Many of these Ogaden families in particular the Telemuggeh, entered into a shegat relationship with the Eelay, for around twenty years they lived in this subordinate position around Buur Hakaba on the south-eastern corner of the Baidoa Plateau. It was here that Abdi Ibrahim, of the Ogaden clan was born, he would soon lead various invasions further into Oromo territory.

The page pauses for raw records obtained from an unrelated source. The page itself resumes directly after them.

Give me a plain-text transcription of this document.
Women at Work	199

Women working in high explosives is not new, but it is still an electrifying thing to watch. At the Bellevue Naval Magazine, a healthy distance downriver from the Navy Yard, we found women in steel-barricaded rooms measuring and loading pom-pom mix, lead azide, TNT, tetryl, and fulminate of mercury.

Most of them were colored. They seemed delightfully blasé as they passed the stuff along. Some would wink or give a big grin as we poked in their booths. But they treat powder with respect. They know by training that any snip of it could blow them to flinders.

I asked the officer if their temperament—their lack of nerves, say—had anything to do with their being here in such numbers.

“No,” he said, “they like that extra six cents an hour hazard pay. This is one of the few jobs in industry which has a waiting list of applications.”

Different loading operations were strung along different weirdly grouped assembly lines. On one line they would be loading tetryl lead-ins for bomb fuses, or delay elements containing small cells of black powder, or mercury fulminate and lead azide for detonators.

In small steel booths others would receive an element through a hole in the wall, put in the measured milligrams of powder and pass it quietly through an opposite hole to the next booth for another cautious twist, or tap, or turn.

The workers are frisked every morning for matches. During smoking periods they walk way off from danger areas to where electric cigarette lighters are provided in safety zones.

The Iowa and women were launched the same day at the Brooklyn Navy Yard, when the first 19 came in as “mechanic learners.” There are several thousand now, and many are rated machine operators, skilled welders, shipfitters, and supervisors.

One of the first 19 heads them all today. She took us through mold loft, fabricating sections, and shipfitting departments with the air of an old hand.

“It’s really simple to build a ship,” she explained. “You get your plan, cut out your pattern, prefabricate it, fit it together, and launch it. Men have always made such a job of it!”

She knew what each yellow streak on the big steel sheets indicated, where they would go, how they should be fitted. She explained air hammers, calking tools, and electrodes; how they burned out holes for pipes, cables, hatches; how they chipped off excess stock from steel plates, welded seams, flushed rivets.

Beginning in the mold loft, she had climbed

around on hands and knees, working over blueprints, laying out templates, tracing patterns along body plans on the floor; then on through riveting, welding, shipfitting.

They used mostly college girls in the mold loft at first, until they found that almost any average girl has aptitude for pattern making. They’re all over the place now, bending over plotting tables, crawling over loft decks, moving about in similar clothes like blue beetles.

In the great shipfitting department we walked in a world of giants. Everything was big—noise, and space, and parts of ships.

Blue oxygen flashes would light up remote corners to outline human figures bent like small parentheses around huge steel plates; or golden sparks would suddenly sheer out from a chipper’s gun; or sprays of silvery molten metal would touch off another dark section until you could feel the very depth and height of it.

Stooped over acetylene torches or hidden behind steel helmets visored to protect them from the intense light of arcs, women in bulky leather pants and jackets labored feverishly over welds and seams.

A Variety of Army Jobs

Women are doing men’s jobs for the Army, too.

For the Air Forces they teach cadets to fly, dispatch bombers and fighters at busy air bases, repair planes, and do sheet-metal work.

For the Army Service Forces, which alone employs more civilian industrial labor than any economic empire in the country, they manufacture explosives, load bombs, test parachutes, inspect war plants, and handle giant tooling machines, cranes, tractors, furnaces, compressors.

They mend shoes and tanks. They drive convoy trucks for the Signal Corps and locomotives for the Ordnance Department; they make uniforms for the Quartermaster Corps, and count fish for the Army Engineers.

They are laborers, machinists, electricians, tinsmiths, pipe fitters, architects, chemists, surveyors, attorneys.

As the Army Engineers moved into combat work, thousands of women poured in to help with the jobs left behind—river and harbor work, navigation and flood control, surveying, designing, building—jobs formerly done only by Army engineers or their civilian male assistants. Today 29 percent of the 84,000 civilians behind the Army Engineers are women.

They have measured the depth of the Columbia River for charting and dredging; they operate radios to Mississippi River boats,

Between 1840 and 1850 the Ogaden attempted to reverse the relationship that existed between the Eelay and themselves; they had gained strength and wealth during their stay at Buur Hakaba, and felt confident of being able to defeat their hosts and to take over the extensive grazing areas which at that time were commanded by the tribe. The Eelay, however, were too powerful; and, after a fierce fight near Maddagoi at which the Ogaden were defeated, the group of ner abuille, Telemuggen, maghabul, and aulihan, together with those who had become shegat to them, were compelled to extricate themselves as best they could. They could not go to the west, for the middle Juba was closed to them by the Rahanweyns who at this time were still a force to be reckoned with in 1838.

==Culture==
A journal published by Virginia Tech, referencing IM Lewis respectively stated of colonial-era Jubaland of the post reconquest era was wholly Darod-inhabited: "the Darod clan of the Samaale who are virtually the sole Somali occupants of Jubaland", and "While Somalis from other clans could be found within BEAP and across the Jubba River in Italian Somaliland, Jubaland province was almost exclusively populated by the Darod." Arthur Henry Hardinge and Catherine Besteman stated respectively that Darod Somalis in precolonial Jubaland were an aggressive society that revoked one's Somali status unless they appeared "on the battlefield" or "bloodied their spears", and that by the 19th century, "Darod Somalis had successfully conquered the territory that was to later become Jubaland province".

Herbert, Turton and Castagno, characterized the Darod reconquest as "Darod Somalis slowly expanding westward in a nearly continuous migration since the 1600s".